Subtyping and method sorting

Armed with this knowledge, you may find yourself surprised by the following:

julia> typeintersect(Tuple{Array{Int},Float64}, Tuple{Array{T},T})
Union{}

julia> Tuple{Array{Int},Float64} <: Tuple{Array{T},T}
true

where T is a bound TypeVar. In other words, A <: B does not imply that typeintersect(A, B) == A. A little bit of digging reveals the reason why: jl_subtype_le does not use the cenv_t constraints that we just saw in typeintersect.
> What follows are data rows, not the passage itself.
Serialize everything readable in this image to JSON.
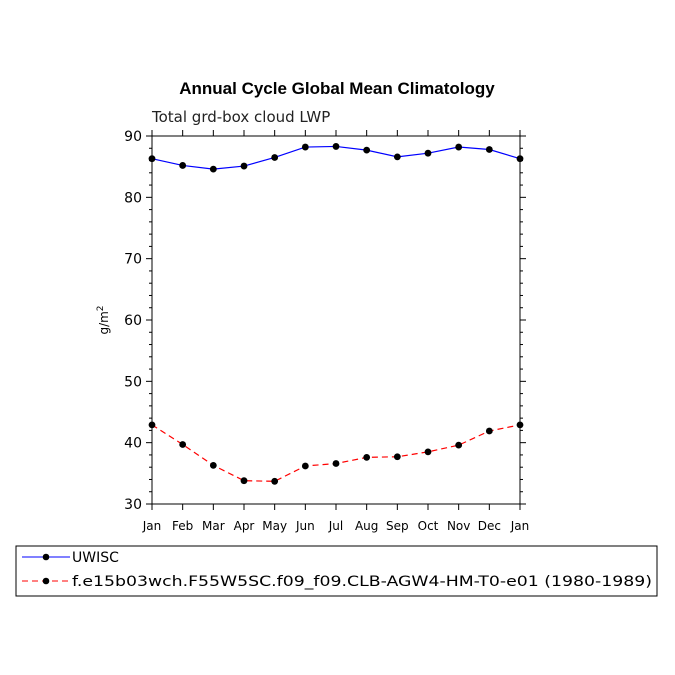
{
  "chart_data": {
    "type": "line",
    "title": "Annual Cycle Global Mean Climatology",
    "subtitle": "Total grd-box cloud LWP",
    "ylabel": "g/m",
    "ylabel_superscript": "2",
    "xlabel": "",
    "categories": [
      "Jan",
      "Feb",
      "Mar",
      "Apr",
      "May",
      "Jun",
      "Jul",
      "Aug",
      "Sep",
      "Oct",
      "Nov",
      "Dec",
      "Jan"
    ],
    "ylim": [
      30,
      90
    ],
    "yticks": [
      30,
      40,
      50,
      60,
      70,
      80,
      90
    ],
    "yminor_step": 2,
    "series": [
      {
        "name": "UWISC",
        "color": "#0000ff",
        "dash": "solid",
        "values": [
          86.3,
          85.2,
          84.6,
          85.1,
          86.5,
          88.2,
          88.3,
          87.7,
          86.6,
          87.2,
          88.2,
          87.8,
          86.3
        ]
      },
      {
        "name": "f.e15b03wch.F55W5SC.f09_f09.CLB-AGW4-HM-T0-e01 (1980-1989)",
        "color": "#ff0000",
        "dash": "dashed",
        "values": [
          42.9,
          39.7,
          36.3,
          33.8,
          33.7,
          36.2,
          36.6,
          37.6,
          37.7,
          38.5,
          39.6,
          41.9,
          42.9
        ]
      }
    ],
    "grid": false,
    "legend_position": "bottom"
  }
}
jltypes.c contains three closely related collections of functions for testing how types a and b are ordered:

  • The subtype functions implement a <: b. Among other uses, they serve in matching function arguments against method signatures in the function cache.
  • The type_morespecific functions are used for imposing a partial order on functions in method tables (from most-to-least specific). Note that jl_type_morespecific(a,b,0) really means “is a at least as specific as b?” and not “is a strictly more specific than b?”
  • The type_match functions are similar to type_morespecific, but additionally accept (and employ) an environment to constrain typevars. The related type_match_morespecific functions call type_match with an argument morespecific=1

All three of these take an argument, invariant, which is set to 1 when comparing type parameters and otherwise is 0.
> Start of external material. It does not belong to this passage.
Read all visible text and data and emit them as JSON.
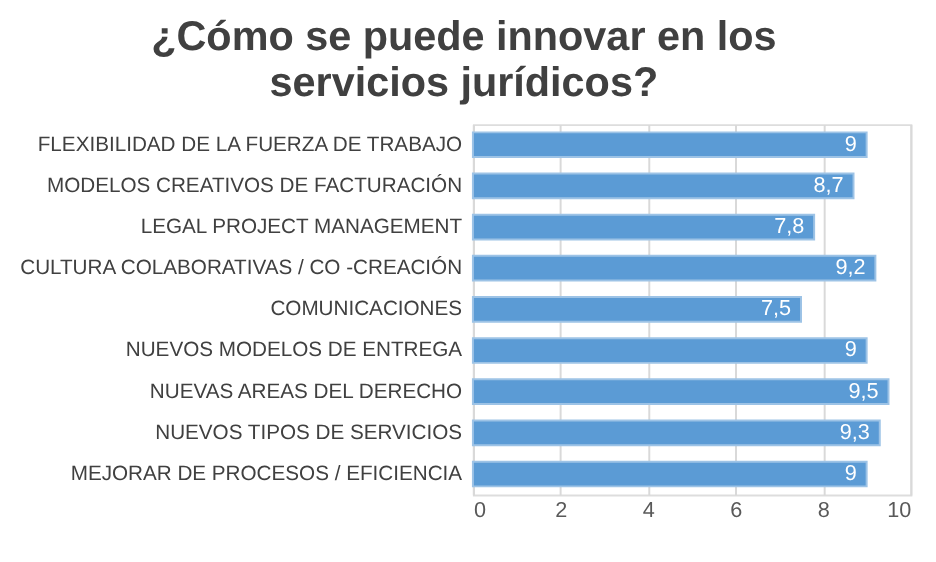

The rules for these are somewhat different. subtype is sensitive to the number arguments, but type_morespecific may not be. In particular, Tuple{Int,AbstractFloat} is more specific than Tuple{Integer}, even though it is not a subtype. (Of Tuple{Int,AbstractFloat} and Tuple{Integer,Float64}, neither is more specific than the other.) Likewise, Tuple{Int,Vararg{Int}} is not a subtype of Tuple{Integer}, but it is considered more specific. However, morespecific does get a bonus for length: in particular, Tuple{Int,Int} is more specific than Tuple{Int,Vararg{Int}}.

If you’re debugging how methods get sorted, it can be convenient to define the function:

args_morespecific(a, b) = ccall(:jl_args_morespecific, Cint, (Any,Any), a, b)

which allows you to test whether arg-tuple a is more specific than arg-tuple b.